Energy-to-Ag Contagion: LNG Shock Pushes Newcastle Coal Above $165, Urea Soars 35%

Newcastle Coal (FOB) (USD/tonne)
165USD/tonne
Sustained above $165/t since late Feb
LNG Disruption Ignites Coal and Fertilizer Markets
A severe disruption in LNG markets is creating a powerful contagion effect, driving acute supply-demand imbalances that extend from the energy complex deep into agricultural inputs. The primary impact is a surge in gas-to-coal switching, which has propelled Newcastle thermal coal prices to sustained levels above $165 per tonne since late February 2026. This represents a 42% premium over consensus forecasts and reflects a fundamental repricing of energy security. The market is now pricing in significant forward risk, with base-case scenarios projecting a peak of $185 per tonne if LNG infrastructure is restored within two months. A more protracted, three-month outage could see prices test the $185-$245 per tonne range, driven by an estimated 90 million tonnes of additional coal demand from fuel switching across Asia and Europe.
Nitrogen Fertilizers Hit Multi-Year Highs on Feedstock Costs
The shockwave from the energy complex has slammed directly into nitrogen fertilizer production, where natural gas is the primary feedstock. The result is a price explosion across the board. As of April 1, urea prices have surged an incredible 35% month-over-month to an average of $826/ton, the first time the commodity has breached the $800 level since November 2022. The rally is just as fierce in other nitrogen products, with anhydrous ammonia jumping 20% over the same period to $1,035/ton, a level not seen since April 2023. This is not a sentiment-driven rally; it is a direct pass-through of soaring input costs, squeezing farm profit margins globally ahead of the critical northern hemisphere planting season.
Global Supply Squeeze and Freight Costs Compound the Crisis
Beyond feedstock costs, physical supply is tightening dramatically. China has signaled it may not resume urea exports until August, effectively removing millions of tons from the global market. Simultaneously, geopolitical disruptions have curtailed urea output by over 1.5 million metric tonnes in March alone, impacting two-thirds of U.S. imports that rely on transit through the Strait of Hormuz. This is choking off key trade flows, evidenced by Brazil’s urea imports plummeting 33% in early 2026, causing local prices to jump 35% in just two weeks. The logistics chain is also under extreme pressure. Freight rates for 40,000-45,000 tonne fertilizer shipments to India's east coast have more than doubled, increasing 118% from $16-18 to $36-38 per tonne in a single month.
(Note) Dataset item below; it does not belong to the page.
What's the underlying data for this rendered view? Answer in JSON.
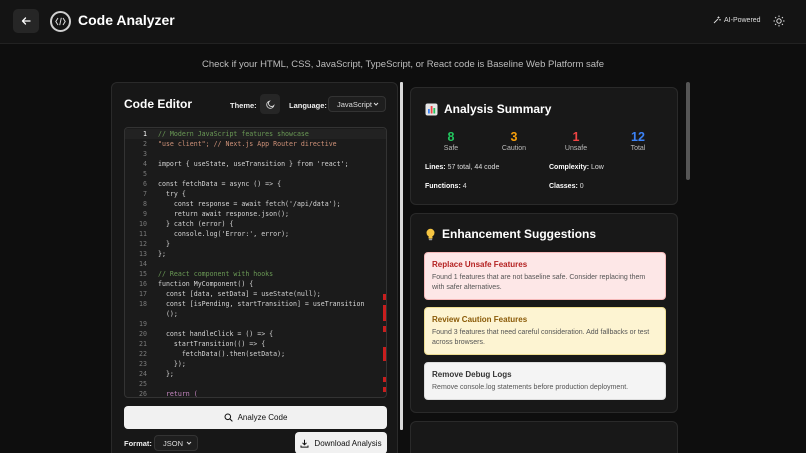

This combination of feedstock, production, and logistics bottlenecks creates a powerful bullish feedback loop.
Iron Ore's Tentative Rally Pales in Comparison
In contrast to the explosive, physically-driven moves in coal and fertilizers, the iron ore market is showing only a tentative, sentiment-driven recovery. Positive Chinese factory data for March, the fastest expansion in a year, helped lift the Dalian Commodity Exchange contract by a marginal 0.12% to 812 yuan/t ($118.14/t). The Singapore benchmark saw a similarly modest gain of 0.64% to $106.15/t. While stimulus hopes provide a floor, the iron ore market lacks the acute, multi-faceted supply shock currently convulsing the energy and agricultural sectors. The price action highlights a clear divergence between markets driven by real-time physical shortages and those trading on macroeconomic expectations.
Bench Energy View
Overall Outlook: Bullish on thermal coal and nitrogen fertilizers; Neutral on iron ore. The dominant market force is the energy-to-agriculture contagion. The LNG supply shock is not a transient event but a structural catalyst forcing a realignment in both the energy and fertilizer markets. We expect Newcastle coal to test the $185/t level and urea prices to remain firmly above $800/ton through Q2 2026. The combination of high feedstock costs, Chinese export restrictions, and Middle East logistical risks provides a solid floor and significant upside. Iron ore remains a story of Chinese demand sentiment, which is a far less potent driver than the physical supply destruction seen elsewhere. The key risk to our bullish view is a faster-than-expected resolution to the LNG infrastructure disruption, which would rapidly deflate the gas-to-coal switching premium and ease pressure on fertilizer feedstock costs.